20 May / I Am an Executioner: Love Stories by Rajesh Parameswaran
To put a word so violent as Executioner next to a muzak-soundtrack-inducing subtitle like Love Stories, on a cover sporting a cutesy, heart-shaped tiger’s tail is exactly the sort of unsettling experience you can expect from Rajesh Parameswaran‘s uniquely original debut story collection.
Animals take control of their narratives in a third of the nine stories here: in “The Infamous Bengal Ming,” a tiger newly smitten with his zookeeper unintentionally becomes a gory killer than a gentle lover; in “Elephants in Captivity (Part One),” a captive pachyderm’s hurriedly penned (trunked?) memoir is presented in translation from its original “Englaphant,” with more footnoted annotations than original text; in “On the Banks of Table River (Planet Lucina, Andromeda Galaxy, AD 2319),” the vicious mating rituals of oversized insects with each other, as well as humans, are revealed in churning detail.

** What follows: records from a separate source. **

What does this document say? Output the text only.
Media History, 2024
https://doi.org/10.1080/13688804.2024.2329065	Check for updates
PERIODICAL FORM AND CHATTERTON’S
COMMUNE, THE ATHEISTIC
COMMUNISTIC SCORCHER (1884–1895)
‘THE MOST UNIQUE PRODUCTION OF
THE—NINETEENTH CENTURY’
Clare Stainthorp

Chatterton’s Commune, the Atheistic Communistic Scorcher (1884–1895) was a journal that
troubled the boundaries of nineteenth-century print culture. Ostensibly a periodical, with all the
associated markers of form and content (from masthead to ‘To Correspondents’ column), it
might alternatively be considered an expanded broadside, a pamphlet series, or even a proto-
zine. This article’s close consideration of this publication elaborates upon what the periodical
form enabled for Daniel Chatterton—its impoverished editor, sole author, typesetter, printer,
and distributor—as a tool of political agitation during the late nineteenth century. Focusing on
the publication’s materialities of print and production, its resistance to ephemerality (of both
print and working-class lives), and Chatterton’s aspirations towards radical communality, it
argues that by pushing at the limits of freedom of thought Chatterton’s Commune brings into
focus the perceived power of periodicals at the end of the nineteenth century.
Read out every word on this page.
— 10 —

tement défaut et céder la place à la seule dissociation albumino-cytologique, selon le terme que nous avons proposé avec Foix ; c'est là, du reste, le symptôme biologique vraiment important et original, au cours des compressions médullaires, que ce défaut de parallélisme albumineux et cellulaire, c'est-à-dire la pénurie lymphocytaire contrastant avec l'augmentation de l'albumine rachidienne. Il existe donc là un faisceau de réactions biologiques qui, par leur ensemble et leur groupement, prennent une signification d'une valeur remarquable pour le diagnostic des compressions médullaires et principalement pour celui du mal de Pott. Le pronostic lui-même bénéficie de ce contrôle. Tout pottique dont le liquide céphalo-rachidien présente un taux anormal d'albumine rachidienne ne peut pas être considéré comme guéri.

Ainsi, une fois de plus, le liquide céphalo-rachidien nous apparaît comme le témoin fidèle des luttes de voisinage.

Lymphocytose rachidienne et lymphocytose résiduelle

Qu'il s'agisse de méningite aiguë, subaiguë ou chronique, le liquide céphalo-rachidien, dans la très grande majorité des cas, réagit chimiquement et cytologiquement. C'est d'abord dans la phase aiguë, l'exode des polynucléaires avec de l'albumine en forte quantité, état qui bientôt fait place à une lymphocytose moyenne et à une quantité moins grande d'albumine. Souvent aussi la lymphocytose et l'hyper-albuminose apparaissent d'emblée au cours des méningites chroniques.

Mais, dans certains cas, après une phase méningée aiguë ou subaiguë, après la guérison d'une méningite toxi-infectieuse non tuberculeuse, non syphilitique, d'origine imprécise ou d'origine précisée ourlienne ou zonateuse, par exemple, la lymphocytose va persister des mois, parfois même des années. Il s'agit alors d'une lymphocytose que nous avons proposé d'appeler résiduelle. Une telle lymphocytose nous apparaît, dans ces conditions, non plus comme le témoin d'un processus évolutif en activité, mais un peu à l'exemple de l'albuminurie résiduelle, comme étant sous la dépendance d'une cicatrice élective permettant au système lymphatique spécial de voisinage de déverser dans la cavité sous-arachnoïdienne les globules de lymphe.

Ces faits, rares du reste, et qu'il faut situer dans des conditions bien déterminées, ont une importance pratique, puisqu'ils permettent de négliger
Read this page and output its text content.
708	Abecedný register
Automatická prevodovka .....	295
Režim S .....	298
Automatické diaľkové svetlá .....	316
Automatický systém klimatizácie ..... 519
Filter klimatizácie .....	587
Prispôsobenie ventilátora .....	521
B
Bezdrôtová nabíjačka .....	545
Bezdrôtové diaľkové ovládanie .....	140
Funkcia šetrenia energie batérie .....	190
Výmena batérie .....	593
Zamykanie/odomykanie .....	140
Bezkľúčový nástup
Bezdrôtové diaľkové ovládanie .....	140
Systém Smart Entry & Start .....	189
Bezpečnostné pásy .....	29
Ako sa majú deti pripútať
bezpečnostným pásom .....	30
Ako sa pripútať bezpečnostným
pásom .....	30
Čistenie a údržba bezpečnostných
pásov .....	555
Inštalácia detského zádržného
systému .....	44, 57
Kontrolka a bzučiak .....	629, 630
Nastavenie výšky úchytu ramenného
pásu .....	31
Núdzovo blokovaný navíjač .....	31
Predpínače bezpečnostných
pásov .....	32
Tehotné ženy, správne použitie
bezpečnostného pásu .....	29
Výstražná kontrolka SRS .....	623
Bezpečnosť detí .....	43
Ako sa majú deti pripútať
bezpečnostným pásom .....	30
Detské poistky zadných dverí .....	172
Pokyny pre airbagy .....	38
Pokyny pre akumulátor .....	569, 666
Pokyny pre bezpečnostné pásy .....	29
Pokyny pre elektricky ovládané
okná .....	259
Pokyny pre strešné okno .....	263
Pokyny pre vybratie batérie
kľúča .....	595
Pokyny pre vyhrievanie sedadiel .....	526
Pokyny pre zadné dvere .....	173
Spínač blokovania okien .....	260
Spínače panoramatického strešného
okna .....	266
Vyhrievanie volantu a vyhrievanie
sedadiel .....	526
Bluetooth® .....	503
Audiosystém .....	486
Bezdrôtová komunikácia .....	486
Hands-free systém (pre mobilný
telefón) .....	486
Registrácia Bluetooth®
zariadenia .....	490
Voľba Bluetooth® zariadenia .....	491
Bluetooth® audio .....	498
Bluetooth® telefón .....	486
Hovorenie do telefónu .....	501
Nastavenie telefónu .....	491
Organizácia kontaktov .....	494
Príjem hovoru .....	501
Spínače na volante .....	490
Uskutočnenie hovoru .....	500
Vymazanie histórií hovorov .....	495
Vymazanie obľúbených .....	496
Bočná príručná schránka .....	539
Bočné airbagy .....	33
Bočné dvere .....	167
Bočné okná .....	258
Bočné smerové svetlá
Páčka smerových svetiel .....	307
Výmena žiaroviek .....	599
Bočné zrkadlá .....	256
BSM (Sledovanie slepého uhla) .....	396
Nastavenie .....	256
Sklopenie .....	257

While love among different species might be less than compatible, cavorting with one’s own kind is also no guarantee of ‘happily ever after.’ In the eponymous “I Am an Executioner,” the titular protagonist works desperately to start a relationship with his shocked new wife In “Demons,” a wife’s deathly wish towards her overbearing husband shockingly comes true – and then what is she to do? In “Narrative of an Agent 97-4702,” spouses can only share lives of half-truths and repeated deceptions.
When love morphs into power-play, tragedy inevitably ensues, from a failing computer salesman posing as a medical doctor in “The Strange Career of Dr. Raju Gopalarajan,” to a railway employee marrying up in “Four Rajeshes,” to a production designer’s desire to claim directorial control in “Bibhutibhushan Mallik’s Final Storyboard.”
Parameswaran’s imagination makes startling twists and manages to achieve unanticipated feats of bizarre fancy. A little shock to our jaded systems can only be a good thing – uncomfortable laughter, sudden squeamishness, unrestrained gasps all included!